In line with Therapeutic Goods Administration (TGA) regulatory changes to enhance medicine safety, PSA has developed a cautionary advisory label (CAL) that warns consumers about the risk of opioid overdose and dependence.
The CAL (Label 24, at right) can be applied to opioid medicines at the time of dispensing as an aid to counselling patients about the safe and effective use of opioids. An Opioid medicines patient information handout has been developed as a counselling aid.
The CAL is recommended for opioid medicines, including buprenorphine, codeine, dihydrocodeine, fentanyl, hydromorphone, methadone, morphine, oxycodone, tapentadol, and tramadol.
Pharmacists are advised to provide the Opioid medicines patient information handout to any patient receiving opioid medicine that carries Label 24.
Two rolls of Label 24, a copy of the patient handout and a letter to pharmacists were posted this month to all community and hospital pharmacies.
PSA General Manager Knowledge Development Stefanie Johnston MPS said the CAL could help pharmacists speak to their patients about medicine safety.
‘Label 24 provides a new opportunity to have open conversations with your patients about the safe use of opioids,’ she said.
‘I encourage all pharmacists to incorporate it into their practice.’
CPD material about Label 24, the patient handout, TGA opioid regulatory reforms and safe and effective use of opioids has been developed by both PSA and the Society of Hospital Pharmacists of Australia and is expected to be available from next month.
Emeritus Professor Lloyd Sansom AO FPS, chair of the Australian Pharmaceutical Formulary and Handbook (APF) editorial board, chaired the stakeholder roundtable meeting that led to the development of the CAL and patient handout.
As chair of the editorial board as well as the APF’s New Drugs Advisory Group (NDAG), Professor Sansom has approved publication of both documents in the APF.
The CAL and patient handout were reviewed by the 10 pharmacist members of the APF NDAG as well as the Professor of Medicines Use Optimisation at the University of Sydney School of Pharmacy Parisa Aslani FPS.
Professor Aslani has expertise in patient counselling and education, including consumer medicines information (CMI).

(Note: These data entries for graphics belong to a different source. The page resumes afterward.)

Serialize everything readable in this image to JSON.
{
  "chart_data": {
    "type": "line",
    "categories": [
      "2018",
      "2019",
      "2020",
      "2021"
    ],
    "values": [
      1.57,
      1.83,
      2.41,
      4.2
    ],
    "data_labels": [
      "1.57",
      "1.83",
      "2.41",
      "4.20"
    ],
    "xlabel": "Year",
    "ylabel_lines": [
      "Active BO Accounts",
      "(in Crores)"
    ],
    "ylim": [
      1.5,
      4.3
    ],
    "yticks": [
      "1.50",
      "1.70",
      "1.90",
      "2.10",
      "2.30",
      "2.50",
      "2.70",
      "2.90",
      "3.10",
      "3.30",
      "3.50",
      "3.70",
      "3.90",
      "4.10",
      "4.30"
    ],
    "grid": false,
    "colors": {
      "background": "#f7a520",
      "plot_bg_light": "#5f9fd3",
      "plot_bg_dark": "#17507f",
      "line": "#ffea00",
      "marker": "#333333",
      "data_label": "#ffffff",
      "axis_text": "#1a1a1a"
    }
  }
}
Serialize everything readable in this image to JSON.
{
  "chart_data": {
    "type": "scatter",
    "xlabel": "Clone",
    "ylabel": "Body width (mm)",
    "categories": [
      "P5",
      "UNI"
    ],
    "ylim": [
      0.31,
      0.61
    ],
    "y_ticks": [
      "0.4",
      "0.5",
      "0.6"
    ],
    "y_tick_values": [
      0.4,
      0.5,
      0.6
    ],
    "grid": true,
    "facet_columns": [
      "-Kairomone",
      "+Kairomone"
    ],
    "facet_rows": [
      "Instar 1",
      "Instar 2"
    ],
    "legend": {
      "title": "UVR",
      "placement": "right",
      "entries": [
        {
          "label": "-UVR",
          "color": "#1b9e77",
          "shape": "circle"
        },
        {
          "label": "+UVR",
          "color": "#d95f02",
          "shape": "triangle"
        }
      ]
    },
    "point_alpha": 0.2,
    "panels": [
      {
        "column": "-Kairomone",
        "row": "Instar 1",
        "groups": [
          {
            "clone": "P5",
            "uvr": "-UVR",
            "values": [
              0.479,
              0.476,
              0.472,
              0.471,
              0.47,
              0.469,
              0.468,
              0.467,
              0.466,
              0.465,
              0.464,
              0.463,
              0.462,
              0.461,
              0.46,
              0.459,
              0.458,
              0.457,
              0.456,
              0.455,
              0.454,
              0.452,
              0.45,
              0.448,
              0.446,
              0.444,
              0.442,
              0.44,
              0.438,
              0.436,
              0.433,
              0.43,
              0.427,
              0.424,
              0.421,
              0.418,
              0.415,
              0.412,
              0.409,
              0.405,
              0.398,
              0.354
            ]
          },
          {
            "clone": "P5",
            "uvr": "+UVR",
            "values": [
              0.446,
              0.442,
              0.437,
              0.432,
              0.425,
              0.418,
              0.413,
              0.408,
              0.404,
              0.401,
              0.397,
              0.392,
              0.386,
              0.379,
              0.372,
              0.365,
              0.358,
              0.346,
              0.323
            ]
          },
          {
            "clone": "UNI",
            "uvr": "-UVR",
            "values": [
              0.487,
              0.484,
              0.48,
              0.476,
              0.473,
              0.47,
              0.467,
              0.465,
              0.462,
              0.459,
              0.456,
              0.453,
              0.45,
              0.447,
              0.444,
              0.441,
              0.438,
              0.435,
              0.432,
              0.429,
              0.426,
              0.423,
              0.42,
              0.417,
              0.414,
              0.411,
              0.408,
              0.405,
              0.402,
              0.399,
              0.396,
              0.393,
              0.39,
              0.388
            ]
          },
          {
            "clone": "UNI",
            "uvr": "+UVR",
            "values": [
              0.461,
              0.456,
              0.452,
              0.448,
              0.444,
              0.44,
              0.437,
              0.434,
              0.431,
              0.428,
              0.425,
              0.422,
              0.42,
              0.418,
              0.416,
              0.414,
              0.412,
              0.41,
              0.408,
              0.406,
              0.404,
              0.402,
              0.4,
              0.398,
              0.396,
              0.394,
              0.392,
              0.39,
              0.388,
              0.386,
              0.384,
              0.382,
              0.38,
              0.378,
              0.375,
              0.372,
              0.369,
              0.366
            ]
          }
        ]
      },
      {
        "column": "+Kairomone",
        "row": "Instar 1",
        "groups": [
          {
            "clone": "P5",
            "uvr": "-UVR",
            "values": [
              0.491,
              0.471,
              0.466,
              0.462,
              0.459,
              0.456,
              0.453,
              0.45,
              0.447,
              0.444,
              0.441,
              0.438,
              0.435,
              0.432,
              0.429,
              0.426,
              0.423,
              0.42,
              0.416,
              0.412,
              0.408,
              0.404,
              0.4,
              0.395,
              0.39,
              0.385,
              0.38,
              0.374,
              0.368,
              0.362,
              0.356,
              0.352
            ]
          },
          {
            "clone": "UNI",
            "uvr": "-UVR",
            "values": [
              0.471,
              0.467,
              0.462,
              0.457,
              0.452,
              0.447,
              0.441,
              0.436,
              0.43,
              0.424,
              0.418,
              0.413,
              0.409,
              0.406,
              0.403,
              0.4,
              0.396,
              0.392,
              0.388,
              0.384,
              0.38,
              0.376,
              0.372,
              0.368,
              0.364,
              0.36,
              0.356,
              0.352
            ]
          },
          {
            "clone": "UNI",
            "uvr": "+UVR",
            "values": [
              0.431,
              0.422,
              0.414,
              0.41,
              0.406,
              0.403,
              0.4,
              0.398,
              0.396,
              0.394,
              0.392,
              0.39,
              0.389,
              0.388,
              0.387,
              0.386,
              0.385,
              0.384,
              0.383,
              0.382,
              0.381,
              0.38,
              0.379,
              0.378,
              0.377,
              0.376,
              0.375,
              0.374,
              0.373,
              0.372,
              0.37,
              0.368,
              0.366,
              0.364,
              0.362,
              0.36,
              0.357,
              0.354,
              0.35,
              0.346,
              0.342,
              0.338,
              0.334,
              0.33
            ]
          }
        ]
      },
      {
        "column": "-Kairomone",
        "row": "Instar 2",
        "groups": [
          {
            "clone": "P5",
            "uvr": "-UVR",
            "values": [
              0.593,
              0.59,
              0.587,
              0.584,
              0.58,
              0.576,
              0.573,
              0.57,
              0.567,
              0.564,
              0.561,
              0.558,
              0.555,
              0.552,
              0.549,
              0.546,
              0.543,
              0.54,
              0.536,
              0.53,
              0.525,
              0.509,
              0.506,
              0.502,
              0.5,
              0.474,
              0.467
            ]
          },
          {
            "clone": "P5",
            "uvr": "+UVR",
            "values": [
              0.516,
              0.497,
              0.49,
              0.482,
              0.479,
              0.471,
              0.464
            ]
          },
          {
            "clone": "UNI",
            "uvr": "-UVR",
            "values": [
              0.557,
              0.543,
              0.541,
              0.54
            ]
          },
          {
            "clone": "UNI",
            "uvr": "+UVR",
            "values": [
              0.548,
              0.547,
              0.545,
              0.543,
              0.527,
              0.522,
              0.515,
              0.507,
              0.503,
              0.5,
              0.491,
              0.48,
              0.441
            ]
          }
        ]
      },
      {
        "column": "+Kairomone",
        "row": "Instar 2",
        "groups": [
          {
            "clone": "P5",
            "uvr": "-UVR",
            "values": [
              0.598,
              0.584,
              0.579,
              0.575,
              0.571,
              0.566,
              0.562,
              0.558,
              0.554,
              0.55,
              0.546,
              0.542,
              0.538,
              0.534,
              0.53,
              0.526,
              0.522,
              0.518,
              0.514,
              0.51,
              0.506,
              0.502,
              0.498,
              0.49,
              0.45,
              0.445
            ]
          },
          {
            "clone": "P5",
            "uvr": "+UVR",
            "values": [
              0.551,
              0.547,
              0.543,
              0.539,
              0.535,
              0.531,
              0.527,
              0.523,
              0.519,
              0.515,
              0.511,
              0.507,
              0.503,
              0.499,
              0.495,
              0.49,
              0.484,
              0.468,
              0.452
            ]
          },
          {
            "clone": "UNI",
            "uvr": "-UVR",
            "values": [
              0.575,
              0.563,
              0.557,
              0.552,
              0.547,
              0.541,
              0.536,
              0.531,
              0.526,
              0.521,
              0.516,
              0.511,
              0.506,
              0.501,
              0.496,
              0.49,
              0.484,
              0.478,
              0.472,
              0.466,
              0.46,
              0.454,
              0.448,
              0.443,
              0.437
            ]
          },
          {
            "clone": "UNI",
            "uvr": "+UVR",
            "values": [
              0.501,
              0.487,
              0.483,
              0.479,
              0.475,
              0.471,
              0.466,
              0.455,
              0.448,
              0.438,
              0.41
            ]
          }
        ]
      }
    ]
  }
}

The new TGA regulations require opioid sponsors to update prescribing indications for opioids to ensure patients are prescribed opioids only where the benefits outweigh the risks.
They also require sponsors to add additional warning statements to Product Information and CMI for all opioids. This is so prescribers and consumers are reminded of the appropriate circumstances for opioid prescribing and potential adverse effects.
Sponsors must also now register smaller pack sizes for immediate-release opioids that provide a more appropriate option for short-term pain relief.
Exisiting larger pack sizes will remain available for patients who need them.